ニュージーランドMedical Research Institute of New ZealandのJo Hardy氏らは、ランダム化比較試験PRACTICALを行い、軽症から中等症の喘息患者の重症増悪の予防法として、低用量ブデソニドの連日投与の代わりに、発作時にブデソニドとホルモテロールを吸入する戦略が有効で、安全性も劣らないと報告した。結果はLancet誌電子版に2019年8月23日に掲載された。

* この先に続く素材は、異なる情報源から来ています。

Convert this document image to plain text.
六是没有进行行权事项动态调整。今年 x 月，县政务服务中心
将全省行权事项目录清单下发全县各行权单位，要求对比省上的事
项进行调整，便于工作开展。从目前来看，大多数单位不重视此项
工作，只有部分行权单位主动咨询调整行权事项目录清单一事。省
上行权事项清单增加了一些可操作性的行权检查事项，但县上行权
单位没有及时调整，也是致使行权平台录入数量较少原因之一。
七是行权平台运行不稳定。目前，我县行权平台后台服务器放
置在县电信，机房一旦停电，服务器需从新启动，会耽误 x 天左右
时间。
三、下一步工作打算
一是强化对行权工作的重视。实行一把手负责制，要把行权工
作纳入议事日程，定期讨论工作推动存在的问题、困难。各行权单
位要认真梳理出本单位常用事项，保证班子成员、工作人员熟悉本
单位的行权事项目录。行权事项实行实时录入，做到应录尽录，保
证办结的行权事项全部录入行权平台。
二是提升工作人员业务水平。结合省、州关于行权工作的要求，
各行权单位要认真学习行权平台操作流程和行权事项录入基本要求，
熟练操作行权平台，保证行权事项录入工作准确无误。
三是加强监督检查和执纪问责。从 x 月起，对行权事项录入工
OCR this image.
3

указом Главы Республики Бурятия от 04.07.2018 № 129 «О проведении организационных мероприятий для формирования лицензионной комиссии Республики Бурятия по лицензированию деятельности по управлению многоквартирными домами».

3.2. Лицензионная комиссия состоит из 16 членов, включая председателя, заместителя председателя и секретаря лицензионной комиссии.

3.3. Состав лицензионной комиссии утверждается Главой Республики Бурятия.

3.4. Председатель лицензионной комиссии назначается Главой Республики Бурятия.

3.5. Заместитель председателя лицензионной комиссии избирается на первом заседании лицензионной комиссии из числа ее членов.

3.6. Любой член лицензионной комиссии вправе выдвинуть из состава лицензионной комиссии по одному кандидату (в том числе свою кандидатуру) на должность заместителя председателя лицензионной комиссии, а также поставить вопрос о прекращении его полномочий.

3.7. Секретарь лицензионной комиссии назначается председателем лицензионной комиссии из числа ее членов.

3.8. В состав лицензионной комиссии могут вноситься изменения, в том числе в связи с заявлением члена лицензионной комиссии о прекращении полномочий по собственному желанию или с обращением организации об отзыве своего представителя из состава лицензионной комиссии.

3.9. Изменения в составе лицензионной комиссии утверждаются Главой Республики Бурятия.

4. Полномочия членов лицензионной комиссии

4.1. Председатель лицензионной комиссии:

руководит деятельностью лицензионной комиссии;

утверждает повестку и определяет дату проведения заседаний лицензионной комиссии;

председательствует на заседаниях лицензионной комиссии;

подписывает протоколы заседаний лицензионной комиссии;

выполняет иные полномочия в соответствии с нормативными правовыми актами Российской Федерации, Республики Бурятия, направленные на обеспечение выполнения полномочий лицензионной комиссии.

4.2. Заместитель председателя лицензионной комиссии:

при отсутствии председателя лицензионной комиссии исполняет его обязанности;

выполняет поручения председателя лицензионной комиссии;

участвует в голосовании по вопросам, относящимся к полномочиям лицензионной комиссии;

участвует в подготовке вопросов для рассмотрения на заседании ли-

 喘息患者の多くが、軽症または間欠型だ。そうした患者は、日常的には症状がほとんどないが、増悪は発生する。増悪は多くが、低用量ステロイドの吸入により予防が可能だ。しかし、頻度が低いために、患者の服薬遵守は不良になりがちで、担当医も処方しない場合がしばしばある。ゆえに、代替となる増悪予防策が必要と考えられていた。

 喘息の発作時に、即効性を有する長時間作用型β2刺激薬(LABA)とステロイドを吸入する治療は、短時間作用型β2刺激薬(SABA)を使用する場合に比べ、重症増悪のリスクを半減することが知られている。しかし、この治療と吸入ステロイドを用いた維持療法+発作時のSABA吸入を比較した研究では、一貫した結果は得られていなかった。